Vietnamese Nguyen Thi Yen Nhi arrived in Japan in April to work in the country's care sector after a two-year delay due to the COVID-19 pandemic.

However, the home can only hire them as technical trainees, as they are not certified caregivers. To get certified, Ms Nhi must pass the national examination.

And to prepare for that she and other colleagues attend training courses provided by the company when she is off duty. 


While firms are becoming more open to hiring migrant workers, they are also keen to retain them, which may be difficult as they may not share the Japanese culture of lifetime employment.

This is something Mr Masaaki Maebashi, who runs an IT company in Mishima, found out first-hand, after a Vietnamese employee who worked for him left after two years.

"His Japanese, his skills improved exceptionally. But he moved on to Rakuten. He left for a major firm," he said.

Half the employees at the IT firm are from countries like India, Vietnam and China.

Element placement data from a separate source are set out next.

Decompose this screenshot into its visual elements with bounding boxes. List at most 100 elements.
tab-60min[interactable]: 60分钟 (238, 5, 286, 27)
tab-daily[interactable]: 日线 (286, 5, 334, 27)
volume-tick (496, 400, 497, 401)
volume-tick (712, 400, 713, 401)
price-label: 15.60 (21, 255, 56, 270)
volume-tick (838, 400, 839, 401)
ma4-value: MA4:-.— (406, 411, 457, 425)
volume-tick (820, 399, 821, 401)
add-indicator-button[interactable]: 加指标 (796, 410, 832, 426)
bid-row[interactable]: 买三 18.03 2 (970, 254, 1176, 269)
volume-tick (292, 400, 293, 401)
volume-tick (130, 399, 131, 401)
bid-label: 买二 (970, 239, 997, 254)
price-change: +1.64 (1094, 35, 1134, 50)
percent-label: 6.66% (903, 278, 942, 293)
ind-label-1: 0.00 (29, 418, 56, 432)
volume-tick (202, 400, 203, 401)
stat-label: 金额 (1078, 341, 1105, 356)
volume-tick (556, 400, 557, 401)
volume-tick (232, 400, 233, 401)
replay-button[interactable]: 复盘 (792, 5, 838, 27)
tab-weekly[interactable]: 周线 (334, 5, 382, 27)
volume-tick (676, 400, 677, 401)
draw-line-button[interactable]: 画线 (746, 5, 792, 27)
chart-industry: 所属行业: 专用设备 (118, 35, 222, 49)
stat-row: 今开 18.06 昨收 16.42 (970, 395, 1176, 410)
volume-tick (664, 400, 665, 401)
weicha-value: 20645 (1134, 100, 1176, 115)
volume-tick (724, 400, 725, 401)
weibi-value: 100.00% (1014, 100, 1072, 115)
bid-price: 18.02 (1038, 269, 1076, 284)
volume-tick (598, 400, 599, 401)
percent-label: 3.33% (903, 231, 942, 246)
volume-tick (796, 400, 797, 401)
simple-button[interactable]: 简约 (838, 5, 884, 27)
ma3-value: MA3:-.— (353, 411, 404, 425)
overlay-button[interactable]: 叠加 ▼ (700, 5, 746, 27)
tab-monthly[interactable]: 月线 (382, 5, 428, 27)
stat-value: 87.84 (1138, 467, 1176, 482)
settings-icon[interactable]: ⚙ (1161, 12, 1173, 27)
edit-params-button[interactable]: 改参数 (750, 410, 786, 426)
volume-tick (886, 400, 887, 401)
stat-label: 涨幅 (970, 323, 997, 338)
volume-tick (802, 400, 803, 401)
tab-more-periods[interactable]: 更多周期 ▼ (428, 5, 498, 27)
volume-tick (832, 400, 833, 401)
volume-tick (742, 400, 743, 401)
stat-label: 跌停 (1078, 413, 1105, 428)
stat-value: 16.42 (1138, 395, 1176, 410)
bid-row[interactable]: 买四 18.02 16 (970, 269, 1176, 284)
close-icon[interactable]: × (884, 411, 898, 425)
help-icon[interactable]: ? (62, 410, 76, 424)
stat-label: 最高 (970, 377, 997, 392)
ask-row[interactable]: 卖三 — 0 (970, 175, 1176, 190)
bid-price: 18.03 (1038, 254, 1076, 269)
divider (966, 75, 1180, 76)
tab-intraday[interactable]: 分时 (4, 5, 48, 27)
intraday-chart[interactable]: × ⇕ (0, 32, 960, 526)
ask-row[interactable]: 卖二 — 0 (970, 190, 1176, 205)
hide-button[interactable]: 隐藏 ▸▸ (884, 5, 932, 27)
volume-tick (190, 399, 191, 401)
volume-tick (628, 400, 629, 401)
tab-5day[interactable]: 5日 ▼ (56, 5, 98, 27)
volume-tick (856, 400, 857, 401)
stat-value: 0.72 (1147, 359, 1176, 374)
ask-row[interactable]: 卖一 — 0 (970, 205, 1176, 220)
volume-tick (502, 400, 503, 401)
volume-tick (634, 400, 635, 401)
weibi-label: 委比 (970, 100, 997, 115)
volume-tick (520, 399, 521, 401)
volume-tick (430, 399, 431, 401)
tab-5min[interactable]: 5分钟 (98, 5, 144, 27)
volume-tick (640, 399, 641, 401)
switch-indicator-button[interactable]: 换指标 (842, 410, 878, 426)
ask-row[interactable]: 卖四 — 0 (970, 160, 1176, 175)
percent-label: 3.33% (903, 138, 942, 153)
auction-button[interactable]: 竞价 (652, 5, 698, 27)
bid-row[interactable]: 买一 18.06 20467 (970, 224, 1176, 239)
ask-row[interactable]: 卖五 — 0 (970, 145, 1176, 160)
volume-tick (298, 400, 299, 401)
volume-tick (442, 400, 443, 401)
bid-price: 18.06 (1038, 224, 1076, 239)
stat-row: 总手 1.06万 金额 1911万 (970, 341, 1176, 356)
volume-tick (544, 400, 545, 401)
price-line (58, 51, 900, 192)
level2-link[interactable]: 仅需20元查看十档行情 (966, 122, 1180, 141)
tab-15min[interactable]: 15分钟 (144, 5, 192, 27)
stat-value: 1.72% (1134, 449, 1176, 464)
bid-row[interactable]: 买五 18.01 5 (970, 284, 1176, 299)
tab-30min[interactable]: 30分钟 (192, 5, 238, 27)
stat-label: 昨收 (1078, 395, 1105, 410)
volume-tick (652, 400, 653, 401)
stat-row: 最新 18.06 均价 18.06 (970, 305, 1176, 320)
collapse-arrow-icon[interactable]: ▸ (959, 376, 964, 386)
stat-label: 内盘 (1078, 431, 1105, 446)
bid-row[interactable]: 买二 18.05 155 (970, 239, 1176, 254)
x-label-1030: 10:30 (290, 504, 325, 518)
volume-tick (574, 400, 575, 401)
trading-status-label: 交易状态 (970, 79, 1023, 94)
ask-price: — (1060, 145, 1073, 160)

Instead of lamenting the situation, however, Mr Maebashi started a new system to deal with it.

With plans for some of his foreign staff members to relocate and continue working for him as he expands his business to the more rural parts of Japan, Mr Maebashi initiated a new policy to retain his employees.

"It’s to accumulate retirement funds. The more time with us, the bigger the reserves," he said.

"I want them to work here for 10, 20 years."